LONDON - The European private equity firm Advent International agreed on Tuesday to sell Domestic & General, an extended warranty company, to CVC Capital Partners, a rival private equity firm.
The terms of the deal were not disclosed, but CVC Capital is understood to have paid around £750 million, or $1.2 billion, for Domestic & General, according to a person with direct knowledge of the matter.
The deal marks the latest acquisition of a private equity-owned company by a rival financial player, as other potential options like initial public offerings and disposals to corporate buyers remain difficult because of the financial crisis.

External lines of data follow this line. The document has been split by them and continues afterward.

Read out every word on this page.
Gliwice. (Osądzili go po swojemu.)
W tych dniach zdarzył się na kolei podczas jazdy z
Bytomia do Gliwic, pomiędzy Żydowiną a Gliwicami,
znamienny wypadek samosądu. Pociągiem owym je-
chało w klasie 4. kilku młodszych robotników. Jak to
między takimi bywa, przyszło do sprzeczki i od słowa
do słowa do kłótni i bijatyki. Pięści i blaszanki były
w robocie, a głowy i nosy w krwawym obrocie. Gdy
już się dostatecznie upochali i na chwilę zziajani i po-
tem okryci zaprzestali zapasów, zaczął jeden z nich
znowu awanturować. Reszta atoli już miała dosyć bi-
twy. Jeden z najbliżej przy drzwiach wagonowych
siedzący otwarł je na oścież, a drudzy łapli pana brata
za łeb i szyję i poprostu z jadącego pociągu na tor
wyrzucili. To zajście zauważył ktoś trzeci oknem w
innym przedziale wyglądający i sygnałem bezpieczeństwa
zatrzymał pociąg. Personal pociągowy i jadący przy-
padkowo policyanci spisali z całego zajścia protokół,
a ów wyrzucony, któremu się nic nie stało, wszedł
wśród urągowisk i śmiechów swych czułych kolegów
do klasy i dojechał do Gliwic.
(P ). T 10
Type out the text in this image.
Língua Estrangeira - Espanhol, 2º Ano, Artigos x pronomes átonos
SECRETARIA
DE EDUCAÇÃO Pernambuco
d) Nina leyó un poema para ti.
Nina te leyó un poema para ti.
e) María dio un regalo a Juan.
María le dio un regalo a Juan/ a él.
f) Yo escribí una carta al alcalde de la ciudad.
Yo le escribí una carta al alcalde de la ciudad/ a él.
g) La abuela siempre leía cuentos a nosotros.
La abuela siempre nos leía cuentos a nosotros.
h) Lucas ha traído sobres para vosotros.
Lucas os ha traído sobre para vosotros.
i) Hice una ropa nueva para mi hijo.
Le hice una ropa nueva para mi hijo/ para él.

Under the terms of the latest deal, CVC Capital will acquire Domestic & General, which Advent bought for £524 million in 2007 at the beginning of the financial crisis.
Domestic & General has been expanding internationally into Continental Europe, Australia and New Zealand, and currently generates around one-quarter of its 600 million pounds in yearly revenue from its operations outside of Britain.
The company was founded in 1912 and started trading on the London Stock Exchange in 1988 before being taken private. It reported pretax earnings of £83 million in the 12 months through March 31, according to a statement by Advent.
The deal for Domestic & General is expected to close by the end of the year.
Goldman Sachs, Marlborough Partners and the law firm Freshfields advised Advent on the deal.